The second vision, the Pumping Plan, came from a modest, quiet attorney from Ephrata named William M. Clapp who observed that “if nature once dammed the Columbia with ice, why couldn’t we build a concrete dam at the same site.” The Pumping Plan was promoted aggressively in the Wenatchee Daily World by owner Rufus Wood. After 15 years of vigorous and fierce political debate, the Pumping Plan won the day, and in 1934-38, the largest concrete structure in the world dammed the Columbia River.
The original design of Grand Coulee was for a project 250 feet high with fish ladders. But New Deal politics and super egos added another 300 feet to the structure, and nixed the fish ladders. Thus, with a stroke of a pen, began the decimation of the world’s largest salmon fishery.
With America taking the lead, a type of religious fervor to control nature permeated the human psyche, and dam-building madness traveled worldwide. In America, the U.S. Army Corps of Engineers competed with the U.S. Bureau of Reclamation for make-work projects to dam any free-flowing body of water.
Times have changed. In a more environmentally consciousness world, the Gravity Plan coupled with the original engineers’ design for Grand Coulee at 250 high with fish ladders would be the only choice. But all this is hindsight.
More dams and more hatcheries, as Rep. Cathy McMorris Rodgers advocates, are not the answer. With over 4.5 million hatcheries worldwide, 80 percent of human fish protein comes from hatcheries or fish farms; even in Alaska. If you feel the mass production of chicken is brutal, research the way salmon are raised in fish farms, and spawned by humans in hatcheries.
World population grows approximately 210,059 per day, the equivalent of Spokane’s population.

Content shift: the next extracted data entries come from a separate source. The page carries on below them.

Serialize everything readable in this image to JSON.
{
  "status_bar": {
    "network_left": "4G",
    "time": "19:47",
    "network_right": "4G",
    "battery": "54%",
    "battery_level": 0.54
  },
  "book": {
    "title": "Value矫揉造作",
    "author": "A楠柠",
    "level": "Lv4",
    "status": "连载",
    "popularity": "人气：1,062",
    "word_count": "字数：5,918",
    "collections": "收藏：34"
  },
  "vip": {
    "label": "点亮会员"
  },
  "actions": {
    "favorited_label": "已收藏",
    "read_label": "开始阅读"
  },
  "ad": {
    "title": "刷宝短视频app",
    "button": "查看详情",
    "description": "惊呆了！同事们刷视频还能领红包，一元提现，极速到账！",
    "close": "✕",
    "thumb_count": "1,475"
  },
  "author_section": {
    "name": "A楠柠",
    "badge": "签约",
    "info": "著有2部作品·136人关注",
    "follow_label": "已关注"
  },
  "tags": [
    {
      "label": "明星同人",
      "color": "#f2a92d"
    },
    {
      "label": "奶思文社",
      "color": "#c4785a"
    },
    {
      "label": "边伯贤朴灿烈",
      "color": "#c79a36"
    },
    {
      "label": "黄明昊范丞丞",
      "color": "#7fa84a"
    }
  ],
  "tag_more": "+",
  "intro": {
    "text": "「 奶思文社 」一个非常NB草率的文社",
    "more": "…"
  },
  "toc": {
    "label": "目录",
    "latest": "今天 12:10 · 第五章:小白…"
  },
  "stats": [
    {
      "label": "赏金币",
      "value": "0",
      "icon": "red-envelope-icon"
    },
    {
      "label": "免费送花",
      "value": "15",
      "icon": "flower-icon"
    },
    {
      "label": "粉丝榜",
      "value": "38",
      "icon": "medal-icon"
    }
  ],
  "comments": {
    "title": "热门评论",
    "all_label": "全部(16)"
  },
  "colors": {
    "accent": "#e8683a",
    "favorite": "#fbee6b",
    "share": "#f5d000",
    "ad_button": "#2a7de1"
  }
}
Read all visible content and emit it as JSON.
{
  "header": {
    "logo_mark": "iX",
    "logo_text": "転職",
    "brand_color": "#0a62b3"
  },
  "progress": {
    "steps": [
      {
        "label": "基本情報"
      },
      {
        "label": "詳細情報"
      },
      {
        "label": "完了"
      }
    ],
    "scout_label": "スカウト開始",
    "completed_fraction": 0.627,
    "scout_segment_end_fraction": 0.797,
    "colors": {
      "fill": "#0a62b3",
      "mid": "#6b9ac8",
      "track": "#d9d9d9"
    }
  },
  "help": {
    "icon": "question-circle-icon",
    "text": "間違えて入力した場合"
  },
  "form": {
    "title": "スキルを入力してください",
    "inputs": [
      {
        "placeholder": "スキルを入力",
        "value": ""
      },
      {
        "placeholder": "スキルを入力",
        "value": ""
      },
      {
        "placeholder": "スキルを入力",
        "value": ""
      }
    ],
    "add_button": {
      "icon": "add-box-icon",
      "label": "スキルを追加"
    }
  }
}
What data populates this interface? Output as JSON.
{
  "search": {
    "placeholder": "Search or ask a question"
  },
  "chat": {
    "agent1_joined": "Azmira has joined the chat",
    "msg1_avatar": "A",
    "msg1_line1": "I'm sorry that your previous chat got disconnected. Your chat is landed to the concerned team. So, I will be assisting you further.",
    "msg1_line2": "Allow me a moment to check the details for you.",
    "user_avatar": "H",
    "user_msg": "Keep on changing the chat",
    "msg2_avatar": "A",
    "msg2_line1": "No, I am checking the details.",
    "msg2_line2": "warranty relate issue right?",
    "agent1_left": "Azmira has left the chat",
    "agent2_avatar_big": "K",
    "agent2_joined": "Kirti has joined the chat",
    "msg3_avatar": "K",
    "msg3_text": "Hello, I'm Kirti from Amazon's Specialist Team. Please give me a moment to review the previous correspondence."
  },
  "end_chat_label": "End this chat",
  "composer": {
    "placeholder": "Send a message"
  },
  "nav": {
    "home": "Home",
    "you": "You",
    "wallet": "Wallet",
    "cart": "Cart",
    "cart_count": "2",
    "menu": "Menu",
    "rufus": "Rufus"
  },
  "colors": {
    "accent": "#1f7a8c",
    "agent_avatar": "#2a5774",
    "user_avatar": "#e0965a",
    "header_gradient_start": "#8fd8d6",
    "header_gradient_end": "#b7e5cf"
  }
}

Our society’s vision for water use needs corrective lenses; with some natural gravity. A revision of the Columbia River Treaty sponsored by area tribes, with their ultimate goal to get salmon above Grand Coulee, is gaining support. Removal of the four lower Snake River dams is also gaining support.
Dam removal, river restoration and fisheries create jobs, too. Fisheries are big business. Wild salmon must be more than metal sculptures and art hanging on Spokane walls. The future of the Columbia ecosystem needs to include natural, free flowing incubators for salmon runs. People of the world deserve to have the organic, natural omega 3 fatty acid that salmon provides.
We need to have the guts to correct a couple of our past mistakes and take the lead. After all, we are “Near nature, near perfect.”
Chris Kopczynski is the president of Kop Construction Co. Inc. and vice president of the Dishman Hills Conservancy.